Compare to the previous code, it avoid all grid2op code and can be more than 15 times faster (on the case 118).

It also allows to use python threading module, as the c++ computation can be done in different python threads (the GIL is not locked during the c++ computation).

Examples

It can be used as:

from lightsim2grid import TimeSerie
import grid2op
from lightsim2grid.LightSimBackend import LightSimBackend

env_name = ...
env = grid2op.make(env_name, param=param, backend=LightSimBackend())

time_series = TimeSerie(env)
res_p, res_a, res_v = time_series.get_flows(scenario_id=..., seed=...)

Methods:

clear()

Clear everything, as if nothing has been computed

close()

permanently close the object

compute_A()

This function returns the current flows (in Amps, A) at the origin (for powerline) / high voltage (for transformer) side

compute_P()

This function returns the active power flows (in MW) at the origin (for powerline) / high voltage (for transformer) side

compute_V([scenario_id, seed, v_init, ...])

This function allows to retrieve the complex voltage at each bus of the grid for each step.

compute_V_from_inj(prod_p, load_p, load_q[, ...])

This function allows to compute the voltages, at each bus given a list of productions and loads.

get_flows([scenario_id, seed, v_init, ...])

Retrieve the flows for each step simulated.

get_injections([scenario_id, seed])

This function allows to retrieve the injection of the given scenario, for the given seed from the grid2op internal environment.

clear()[source]

Clear everything, as if nothing has been computed

close()[source]

permanently close the object

compute_A()[source]

This function returns the current flows (in Amps, A) at the origin (for powerline) / high voltage (for transformer) side

It does not recompute the voltages at each buses, it uses the information get from compute_V and This is why you must call compute_V(…) first !

compute_P()[source]

This function returns the active power flows (in MW) at the origin (for powerline) / high voltage (for transformer) side

It does not recompute the voltages at each buses, it uses the information get from compute_V and This is why you must call compute_V(…) first !

compute_V(scenario_id=None, seed=None, v_init=None, ignore_errors=False)[source]

This function allows to retrieve the complex voltage at each bus of the grid for each step.

Warning

Topology fixed = no maintenance, no attacks, etc.

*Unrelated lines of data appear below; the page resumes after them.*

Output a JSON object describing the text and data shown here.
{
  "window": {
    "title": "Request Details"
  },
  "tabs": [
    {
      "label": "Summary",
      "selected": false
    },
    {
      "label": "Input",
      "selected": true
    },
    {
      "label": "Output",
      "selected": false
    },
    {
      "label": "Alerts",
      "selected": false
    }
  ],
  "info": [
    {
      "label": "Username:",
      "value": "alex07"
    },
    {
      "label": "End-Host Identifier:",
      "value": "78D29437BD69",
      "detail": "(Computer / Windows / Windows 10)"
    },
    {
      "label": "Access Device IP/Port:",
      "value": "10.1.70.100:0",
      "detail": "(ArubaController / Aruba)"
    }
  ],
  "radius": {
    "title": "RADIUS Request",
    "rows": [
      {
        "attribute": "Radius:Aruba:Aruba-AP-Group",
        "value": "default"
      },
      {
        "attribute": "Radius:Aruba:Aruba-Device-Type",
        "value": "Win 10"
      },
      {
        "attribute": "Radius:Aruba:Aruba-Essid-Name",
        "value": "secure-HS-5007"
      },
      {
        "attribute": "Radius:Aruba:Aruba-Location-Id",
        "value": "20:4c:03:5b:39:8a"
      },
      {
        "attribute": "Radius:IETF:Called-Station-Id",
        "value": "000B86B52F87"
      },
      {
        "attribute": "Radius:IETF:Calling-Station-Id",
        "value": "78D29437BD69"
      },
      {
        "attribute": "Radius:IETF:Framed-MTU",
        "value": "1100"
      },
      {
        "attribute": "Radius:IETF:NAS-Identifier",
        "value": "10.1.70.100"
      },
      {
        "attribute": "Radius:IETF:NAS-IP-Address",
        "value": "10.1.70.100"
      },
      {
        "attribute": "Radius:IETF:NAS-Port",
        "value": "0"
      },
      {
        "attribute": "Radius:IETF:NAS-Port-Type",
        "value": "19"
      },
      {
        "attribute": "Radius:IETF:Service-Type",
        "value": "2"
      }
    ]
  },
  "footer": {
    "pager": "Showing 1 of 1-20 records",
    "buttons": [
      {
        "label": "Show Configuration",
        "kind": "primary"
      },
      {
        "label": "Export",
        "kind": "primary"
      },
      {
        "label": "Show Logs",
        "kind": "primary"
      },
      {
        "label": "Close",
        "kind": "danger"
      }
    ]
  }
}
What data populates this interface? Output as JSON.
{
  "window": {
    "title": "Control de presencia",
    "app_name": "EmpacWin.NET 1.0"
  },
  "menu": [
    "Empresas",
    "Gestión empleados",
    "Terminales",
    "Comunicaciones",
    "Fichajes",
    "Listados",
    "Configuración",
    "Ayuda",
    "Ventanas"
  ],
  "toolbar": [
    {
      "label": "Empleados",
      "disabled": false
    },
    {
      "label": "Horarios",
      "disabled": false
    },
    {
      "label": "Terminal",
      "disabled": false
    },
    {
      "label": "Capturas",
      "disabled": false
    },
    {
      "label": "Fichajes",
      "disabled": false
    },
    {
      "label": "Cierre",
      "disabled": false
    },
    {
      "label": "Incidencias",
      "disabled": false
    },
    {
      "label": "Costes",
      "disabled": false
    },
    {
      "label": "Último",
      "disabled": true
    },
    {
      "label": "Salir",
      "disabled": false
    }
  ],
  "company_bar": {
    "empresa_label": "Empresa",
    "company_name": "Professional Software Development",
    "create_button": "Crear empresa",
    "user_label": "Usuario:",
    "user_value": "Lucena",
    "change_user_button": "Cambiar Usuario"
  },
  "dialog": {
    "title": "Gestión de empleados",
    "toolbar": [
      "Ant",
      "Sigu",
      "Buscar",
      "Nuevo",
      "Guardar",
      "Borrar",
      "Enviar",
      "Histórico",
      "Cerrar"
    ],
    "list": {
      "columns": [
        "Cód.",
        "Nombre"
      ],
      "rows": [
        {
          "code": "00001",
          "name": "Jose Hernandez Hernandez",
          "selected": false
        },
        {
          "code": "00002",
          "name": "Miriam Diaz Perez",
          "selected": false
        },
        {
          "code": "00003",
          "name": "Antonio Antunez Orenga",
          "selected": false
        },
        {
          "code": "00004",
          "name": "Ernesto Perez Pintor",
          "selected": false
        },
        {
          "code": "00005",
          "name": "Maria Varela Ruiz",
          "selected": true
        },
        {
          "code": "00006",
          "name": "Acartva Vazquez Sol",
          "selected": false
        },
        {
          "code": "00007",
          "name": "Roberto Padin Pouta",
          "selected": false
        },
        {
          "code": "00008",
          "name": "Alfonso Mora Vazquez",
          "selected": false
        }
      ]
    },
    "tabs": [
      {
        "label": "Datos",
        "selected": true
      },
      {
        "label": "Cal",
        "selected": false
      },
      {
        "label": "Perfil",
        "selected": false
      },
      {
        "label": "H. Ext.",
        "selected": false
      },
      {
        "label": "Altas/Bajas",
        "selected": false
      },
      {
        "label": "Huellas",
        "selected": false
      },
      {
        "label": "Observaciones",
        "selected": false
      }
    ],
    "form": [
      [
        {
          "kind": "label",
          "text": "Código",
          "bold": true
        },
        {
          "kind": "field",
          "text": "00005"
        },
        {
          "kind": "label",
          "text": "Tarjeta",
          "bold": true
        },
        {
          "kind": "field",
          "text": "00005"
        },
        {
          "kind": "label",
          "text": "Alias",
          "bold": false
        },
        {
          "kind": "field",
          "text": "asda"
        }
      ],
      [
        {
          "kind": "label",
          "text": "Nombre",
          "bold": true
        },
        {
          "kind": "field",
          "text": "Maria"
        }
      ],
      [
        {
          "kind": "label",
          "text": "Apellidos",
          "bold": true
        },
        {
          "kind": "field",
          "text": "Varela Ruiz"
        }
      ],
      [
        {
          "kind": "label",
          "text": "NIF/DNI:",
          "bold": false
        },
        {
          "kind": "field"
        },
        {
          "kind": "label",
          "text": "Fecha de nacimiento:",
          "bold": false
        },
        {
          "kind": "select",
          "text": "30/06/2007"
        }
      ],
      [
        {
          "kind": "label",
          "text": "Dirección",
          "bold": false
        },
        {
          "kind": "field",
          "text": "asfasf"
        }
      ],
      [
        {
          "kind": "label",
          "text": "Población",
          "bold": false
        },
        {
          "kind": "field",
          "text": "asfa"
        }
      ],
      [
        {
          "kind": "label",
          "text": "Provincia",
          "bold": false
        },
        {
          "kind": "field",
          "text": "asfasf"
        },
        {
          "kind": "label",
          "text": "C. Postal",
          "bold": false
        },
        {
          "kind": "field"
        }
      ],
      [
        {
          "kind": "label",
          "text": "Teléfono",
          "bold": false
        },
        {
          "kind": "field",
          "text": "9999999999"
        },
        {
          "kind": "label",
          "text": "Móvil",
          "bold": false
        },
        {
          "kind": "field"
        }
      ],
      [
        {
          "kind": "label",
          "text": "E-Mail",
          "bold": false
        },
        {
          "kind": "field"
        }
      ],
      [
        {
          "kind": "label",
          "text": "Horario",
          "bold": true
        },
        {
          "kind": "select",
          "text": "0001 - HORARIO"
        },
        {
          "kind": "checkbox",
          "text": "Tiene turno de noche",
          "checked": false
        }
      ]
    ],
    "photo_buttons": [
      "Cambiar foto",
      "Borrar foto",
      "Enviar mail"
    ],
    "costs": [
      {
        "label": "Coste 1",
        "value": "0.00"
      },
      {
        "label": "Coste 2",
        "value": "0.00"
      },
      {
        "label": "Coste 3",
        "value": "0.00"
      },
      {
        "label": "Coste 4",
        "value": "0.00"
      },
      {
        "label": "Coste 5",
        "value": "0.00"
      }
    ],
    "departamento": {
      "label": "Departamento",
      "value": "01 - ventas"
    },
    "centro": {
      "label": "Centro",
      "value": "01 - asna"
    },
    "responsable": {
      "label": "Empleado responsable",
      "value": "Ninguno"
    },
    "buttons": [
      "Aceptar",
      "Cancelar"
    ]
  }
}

As the topology is fixed, this class does not allow to simulate the effect of maintenance or attacks !

compute_V_from_inj(prod_p, load_p, load_q, v_init=None, ignore_errors=False)[source]

This function allows to compute the voltages, at each bus given a list of productions and loads.

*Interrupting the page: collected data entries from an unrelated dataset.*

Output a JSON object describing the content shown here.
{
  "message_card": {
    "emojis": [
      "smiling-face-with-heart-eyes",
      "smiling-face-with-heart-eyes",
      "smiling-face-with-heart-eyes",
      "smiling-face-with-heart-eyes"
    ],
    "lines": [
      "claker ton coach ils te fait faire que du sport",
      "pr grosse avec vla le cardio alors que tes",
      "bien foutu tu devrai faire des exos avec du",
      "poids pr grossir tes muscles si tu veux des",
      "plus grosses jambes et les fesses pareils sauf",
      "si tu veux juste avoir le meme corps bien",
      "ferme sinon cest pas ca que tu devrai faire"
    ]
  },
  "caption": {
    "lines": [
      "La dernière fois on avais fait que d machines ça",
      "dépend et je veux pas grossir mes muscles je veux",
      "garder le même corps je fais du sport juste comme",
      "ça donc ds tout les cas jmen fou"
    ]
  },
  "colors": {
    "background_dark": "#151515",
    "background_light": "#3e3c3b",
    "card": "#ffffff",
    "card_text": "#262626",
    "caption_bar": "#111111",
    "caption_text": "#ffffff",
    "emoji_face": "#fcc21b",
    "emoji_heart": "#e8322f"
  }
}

We do not recommend to use it directly, as the order of the load or generators might vary !

get_flows(scenario_id=None, seed=None, v_init=None, ignore_errors=False)[source]

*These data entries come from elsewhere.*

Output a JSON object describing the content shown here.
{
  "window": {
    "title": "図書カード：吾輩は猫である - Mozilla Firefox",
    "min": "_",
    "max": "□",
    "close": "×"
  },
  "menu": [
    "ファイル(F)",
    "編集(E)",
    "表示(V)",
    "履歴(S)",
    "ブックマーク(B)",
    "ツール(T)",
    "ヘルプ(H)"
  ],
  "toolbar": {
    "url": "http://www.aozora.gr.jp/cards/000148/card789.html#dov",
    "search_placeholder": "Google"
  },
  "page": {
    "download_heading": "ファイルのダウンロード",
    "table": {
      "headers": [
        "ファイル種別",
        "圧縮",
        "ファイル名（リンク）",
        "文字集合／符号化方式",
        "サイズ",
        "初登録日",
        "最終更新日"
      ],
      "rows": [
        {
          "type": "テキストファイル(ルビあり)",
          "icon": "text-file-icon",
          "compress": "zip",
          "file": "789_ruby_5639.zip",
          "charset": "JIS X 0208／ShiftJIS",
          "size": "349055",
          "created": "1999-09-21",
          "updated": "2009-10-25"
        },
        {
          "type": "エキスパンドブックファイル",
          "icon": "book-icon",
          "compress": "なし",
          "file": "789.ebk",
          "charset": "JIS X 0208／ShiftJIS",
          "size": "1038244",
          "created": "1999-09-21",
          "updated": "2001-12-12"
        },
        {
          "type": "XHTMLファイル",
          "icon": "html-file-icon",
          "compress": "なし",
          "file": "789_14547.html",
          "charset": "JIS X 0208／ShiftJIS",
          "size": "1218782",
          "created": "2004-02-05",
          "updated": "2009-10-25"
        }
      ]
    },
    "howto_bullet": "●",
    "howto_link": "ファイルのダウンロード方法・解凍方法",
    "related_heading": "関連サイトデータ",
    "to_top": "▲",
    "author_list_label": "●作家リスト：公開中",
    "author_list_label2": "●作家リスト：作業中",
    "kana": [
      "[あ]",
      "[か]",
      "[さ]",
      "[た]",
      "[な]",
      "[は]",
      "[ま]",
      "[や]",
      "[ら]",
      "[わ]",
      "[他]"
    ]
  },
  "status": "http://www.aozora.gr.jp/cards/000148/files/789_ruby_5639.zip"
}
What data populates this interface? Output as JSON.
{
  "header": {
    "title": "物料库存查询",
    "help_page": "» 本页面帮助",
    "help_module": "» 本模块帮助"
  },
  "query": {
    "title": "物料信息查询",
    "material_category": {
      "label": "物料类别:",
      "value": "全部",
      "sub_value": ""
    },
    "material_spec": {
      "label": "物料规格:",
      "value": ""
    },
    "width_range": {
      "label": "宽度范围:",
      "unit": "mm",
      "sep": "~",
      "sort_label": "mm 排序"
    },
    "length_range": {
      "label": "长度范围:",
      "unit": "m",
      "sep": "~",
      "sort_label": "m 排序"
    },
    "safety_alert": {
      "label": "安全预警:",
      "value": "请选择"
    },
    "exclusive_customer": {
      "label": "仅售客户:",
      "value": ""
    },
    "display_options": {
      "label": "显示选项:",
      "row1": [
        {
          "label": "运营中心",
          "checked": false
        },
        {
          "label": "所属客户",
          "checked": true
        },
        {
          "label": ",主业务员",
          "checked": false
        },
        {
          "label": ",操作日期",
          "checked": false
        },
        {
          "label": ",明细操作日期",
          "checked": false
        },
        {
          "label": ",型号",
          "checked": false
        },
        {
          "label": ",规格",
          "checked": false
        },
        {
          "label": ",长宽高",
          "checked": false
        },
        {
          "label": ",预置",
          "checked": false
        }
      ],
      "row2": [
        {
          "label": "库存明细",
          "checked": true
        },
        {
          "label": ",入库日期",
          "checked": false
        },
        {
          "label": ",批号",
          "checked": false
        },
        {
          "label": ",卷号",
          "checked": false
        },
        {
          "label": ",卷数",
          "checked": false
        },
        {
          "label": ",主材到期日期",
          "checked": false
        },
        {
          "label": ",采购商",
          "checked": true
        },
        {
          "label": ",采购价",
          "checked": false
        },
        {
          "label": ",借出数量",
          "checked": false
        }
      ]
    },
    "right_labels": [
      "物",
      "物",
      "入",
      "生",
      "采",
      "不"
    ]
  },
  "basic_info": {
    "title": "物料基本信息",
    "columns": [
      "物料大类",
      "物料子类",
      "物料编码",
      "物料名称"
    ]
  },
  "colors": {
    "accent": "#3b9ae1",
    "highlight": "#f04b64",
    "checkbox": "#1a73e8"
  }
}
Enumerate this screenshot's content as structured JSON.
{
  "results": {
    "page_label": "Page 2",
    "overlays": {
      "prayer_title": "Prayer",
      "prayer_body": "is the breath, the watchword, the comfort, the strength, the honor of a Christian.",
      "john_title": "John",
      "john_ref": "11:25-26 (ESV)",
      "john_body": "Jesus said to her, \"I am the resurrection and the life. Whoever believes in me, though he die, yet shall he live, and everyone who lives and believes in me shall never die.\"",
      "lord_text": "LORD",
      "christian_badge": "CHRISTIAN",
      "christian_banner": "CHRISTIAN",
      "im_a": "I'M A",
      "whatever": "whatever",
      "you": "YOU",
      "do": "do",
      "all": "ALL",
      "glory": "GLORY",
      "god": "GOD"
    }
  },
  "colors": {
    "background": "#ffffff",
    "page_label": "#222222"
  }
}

Retrieve the flows for each step simulated.

Each row of the resulting flow matrix will correspond to a step.

Examples

import grid2op
from lightsim2grid import TimeSerie
from lightsim2grid import LightSimBackend
env_name = ...
env = grid2op.make(env_name, backend=LightSimBackend())

timeserie = TimeSerie(env)
res_p, res_a, res_v = timeserie.get_flows(scenario_id, seed, v_init, ignore_errors)

# in this results, then
# res_a[row_id] will be the flows, on all powerline corresponding to the `row_id` contingency.
# you can retrieve it with `security_analysis.contingency_order[row_id]`
get_injections(scenario_id=None, seed=None)[source]

This function allows to retrieve the injection of the given scenario, for the given seed from the grid2op internal environment.